AN N AND AN E

An N and an E and a W,C. An A and an S and a T,L,E. U,N,I,T,E,D. Newcastle United FC!

 

SAME OLD SHEARER

Same old Shearer, always scoring. Same old Shearer, always scoring

 

TOON TOON BLACK AND WHITE ARMY

TOON TOON! Black and White Army!

 

BOBBY ROBSON'S BLACK AND WHITE ARMY

Bobby Robson's Black and White Army!

 

HOWAY THE LADS

Howay the lads, Howay the lads, Howay the lads, Howay! Howay the lads, Howay the lads, Howay the lads, Howay!

 

LA LA LA LA GEORDIES

La la la la la la la la la la la Geordies!

 

ROBSON WONDERLAND

There's only one Bobby Robson. One Bobby Robson. Walking along, singing a song, walking in a Robson wonderland.

 

ANY O'BRIEN

Any O'Brien, any O'Brien, any, any, any O'Brien. Who puts the ball in the Mackem's net? O'Brein, O'Brien!

 

CLIFFS OF DOVER

I like to go a wandering along the cliffs of Dover. If I see a Mackem c*nt.
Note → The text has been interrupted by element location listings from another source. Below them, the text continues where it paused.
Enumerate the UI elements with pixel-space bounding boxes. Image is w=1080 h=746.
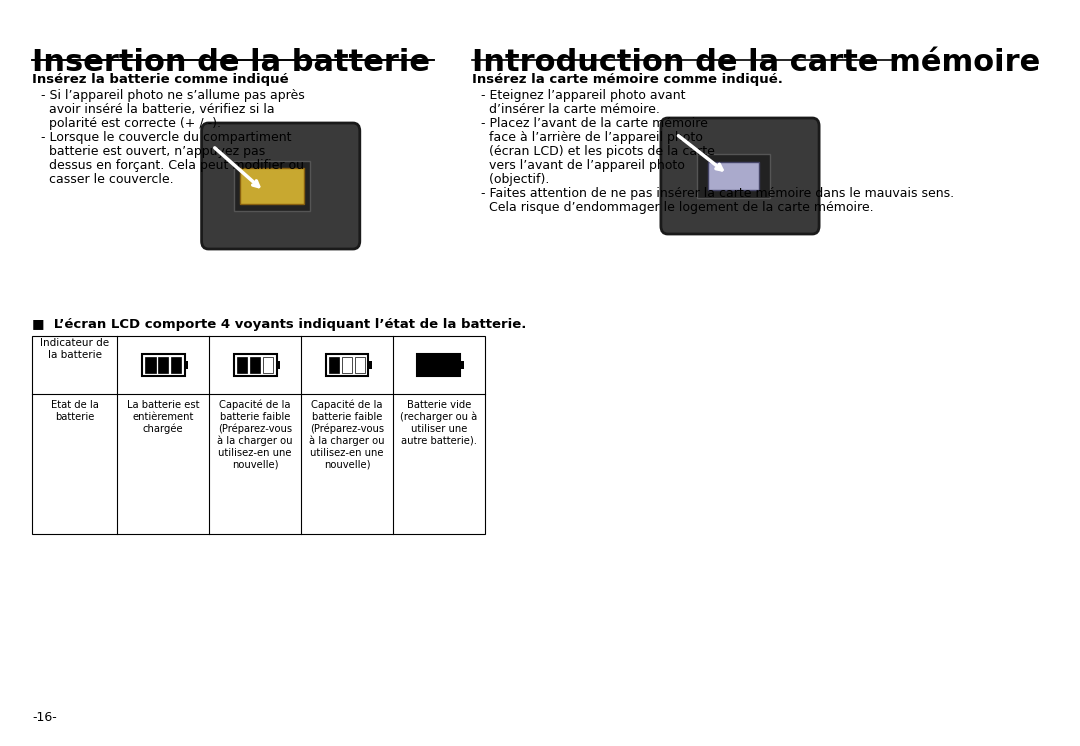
Text: casser le couvercle.: casser le couvercle. [41, 173, 174, 186]
Bar [698, 154, 770, 198]
Bar [146, 357, 156, 373]
Text: Insérez la batterie comme indiqué: Insérez la batterie comme indiqué [32, 73, 289, 86]
Text: Capacité de la
batterie faible
(Préparez-vous
à la charger ou
utilisez-en une
no: Capacité de la batterie faible (Préparez… [217, 400, 293, 470]
Bar [707, 162, 759, 190]
Bar [342, 357, 352, 373]
Text: Introduction de la carte mémoire: Introduction de la carte mémoire [472, 48, 1040, 77]
Text: Etat de la
batterie: Etat de la batterie [51, 400, 98, 421]
Bar [354, 357, 365, 373]
Text: - Si l’appareil photo ne s’allume pas après: - Si l’appareil photo ne s’allume pas ap… [41, 89, 305, 102]
Text: dessus en forçant. Cela peut modifier ou: dessus en forçant. Cela peut modifier ou [41, 159, 303, 172]
Bar [238, 357, 247, 373]
Text: La batterie est
entièrement
chargée: La batterie est entièrement chargée [127, 400, 200, 434]
Text: Batterie vide
(recharger ou à
utiliser une
autre batterie).: Batterie vide (recharger ou à utiliser u… [401, 400, 477, 445]
FancyBboxPatch shape [202, 123, 360, 249]
Bar [158, 357, 168, 373]
Text: -16-: -16- [32, 711, 57, 724]
Text: Insérez la carte mémoire comme indiqué.: Insérez la carte mémoire comme indiqué. [472, 73, 783, 86]
Text: face à l’arrière de l’appareil photo: face à l’arrière de l’appareil photo [481, 131, 702, 144]
Bar [262, 357, 273, 373]
Text: Capacité de la
batterie faible
(Préparez-vous
à la charger ou
utilisez-en une
no: Capacité de la batterie faible (Préparez… [309, 400, 384, 470]
Text: Indicateur de
la batterie: Indicateur de la batterie [40, 338, 109, 360]
Text: vers l’avant de l’appareil photo: vers l’avant de l’appareil photo [481, 159, 685, 172]
Bar [185, 360, 188, 369]
Text: - Placez l’avant de la carte mémoire: - Placez l’avant de la carte mémoire [481, 117, 707, 130]
Text: ■  L’écran LCD comporte 4 voyants indiquant l’état de la batterie.: ■ L’écran LCD comporte 4 voyants indiqua… [32, 318, 527, 331]
Text: (écran LCD) et les picots de la carte: (écran LCD) et les picots de la carte [481, 145, 715, 158]
Text: avoir inséré la batterie, vérifiez si la: avoir inséré la batterie, vérifiez si la [41, 103, 274, 116]
Text: - Faites attention de ne pas insérer la carte mémoire dans le mauvais sens.: - Faites attention de ne pas insérer la … [481, 187, 954, 200]
Bar [329, 357, 339, 373]
Bar [32, 336, 485, 534]
FancyBboxPatch shape [661, 118, 819, 234]
Bar [418, 354, 460, 376]
Text: Cela risque d’endommager le logement de la carte mémoire.: Cela risque d’endommager le logement de … [481, 201, 874, 214]
Bar [171, 357, 181, 373]
Bar [233, 354, 276, 376]
Bar [460, 360, 463, 369]
Bar [234, 161, 310, 211]
Bar [249, 357, 260, 373]
Text: polarité est correcte (+ / -).: polarité est correcte (+ / -). [41, 117, 220, 130]
Text: - Eteignez l’appareil photo avant: - Eteignez l’appareil photo avant [481, 89, 685, 102]
Bar [368, 360, 372, 369]
Bar [240, 168, 303, 204]
Text: d’insérer la carte mémoire.: d’insérer la carte mémoire. [481, 103, 660, 116]
Text: Insertion de la batterie: Insertion de la batterie [32, 48, 430, 77]
Text: batterie est ouvert, n’appuyez pas: batterie est ouvert, n’appuyez pas [41, 145, 265, 158]
Bar [141, 354, 185, 376]
Bar [325, 354, 368, 376]
Text: (objectif).: (objectif). [481, 173, 549, 186]
Text: - Lorsque le couvercle du compartiment: - Lorsque le couvercle du compartiment [41, 131, 292, 144]
Bar [276, 360, 280, 369]
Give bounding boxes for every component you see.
I'll push the bastard over.

 

MY OLD MAN (1)

My old man said be a Sunderland fan, I said "F*ck off father you're a c*nt".

 

MY OLD MAN (2)

My old man said F*ck Sunderland, and f*ck Man United on the way. Off went the van with the bootboys in it. I ran behind and I said wait a minute. So we dillied and dallied we brayed them in an alley. We lost our way and don't know where to go. If you can't find the van with the bootboys in it then we're on our f*cking way home.

 

MACKEMS ON A STRING

When I was young just a bitty boy, me Grandmother bought me a nice little toy. Two Sunderland fans hanging on a string. She told me to kick their f*cking heads in. Mackems on a string, Mackems on a string, she told me to kick their f*cking heads in. Mackems on a string, Mackems on a string, she told me to kick their f*cking heads in.

 

GEORDIES

Geordies, Geordies, Geordies, Geordies, Geordies, Geordies, Geordies! Geordies, Geordies, Geordies, Geordies, Geordies, Geordies, Geordies.

 

LAURENT ROBERT

Laurent, Laurent Robert everyone knows his name.

 

CRAIG BELLAMY

Craig, Craig Bellamy, Tra la la la la. Craig, Craig Bellamy, la la la la la la Craig, Craig Bellamy, Tra la la la la.

 

DRUNK AND DISORDERLY

I was drunk last night. I was drunk the night before. And tonight I'm getting drunk like I've never been before, cos whe we are drunk, we're as happy as can be, for we are the drunk and disorderly! Drink, drink wherever you may be. We are the drunk and disorderly, and we will drink wherever we may be, cos we are the drunk and disorderly.

 

UNITED

UNITED! UNITED! UNITED! UNITED!

 

NEWCASTLE WE LOVE YOU

We love you Newcastle, we do. We love you Newcastle, we do. we love you Newcastle, we do, Oh Newcastle we love you!

 

NEWCASTLE

Newcastle, Newcastle, Newcastle. Newcastle, Newcastle, Newcastle. Newcastle, Newcastle, Newcastle. Newcastle, NEWCASTLE!

 

HEY SHEARER

Hey, Hey Shearer! I wanna knoooooooow how you scored that goal.

 

GEORDIE BOOTBOYS

We are the Geordies. The Geordie Bootboys. Oh we are mental. Oh we are mad. We are the loyalist, football supporters the world has ever had.

 

COCK O' THE NORTH

We are the Geordies, the Cock O' The North. We all hate Sunderland and Boro of course. We all drink whiskey and Newcastle Brown. The Geordies boys are in town!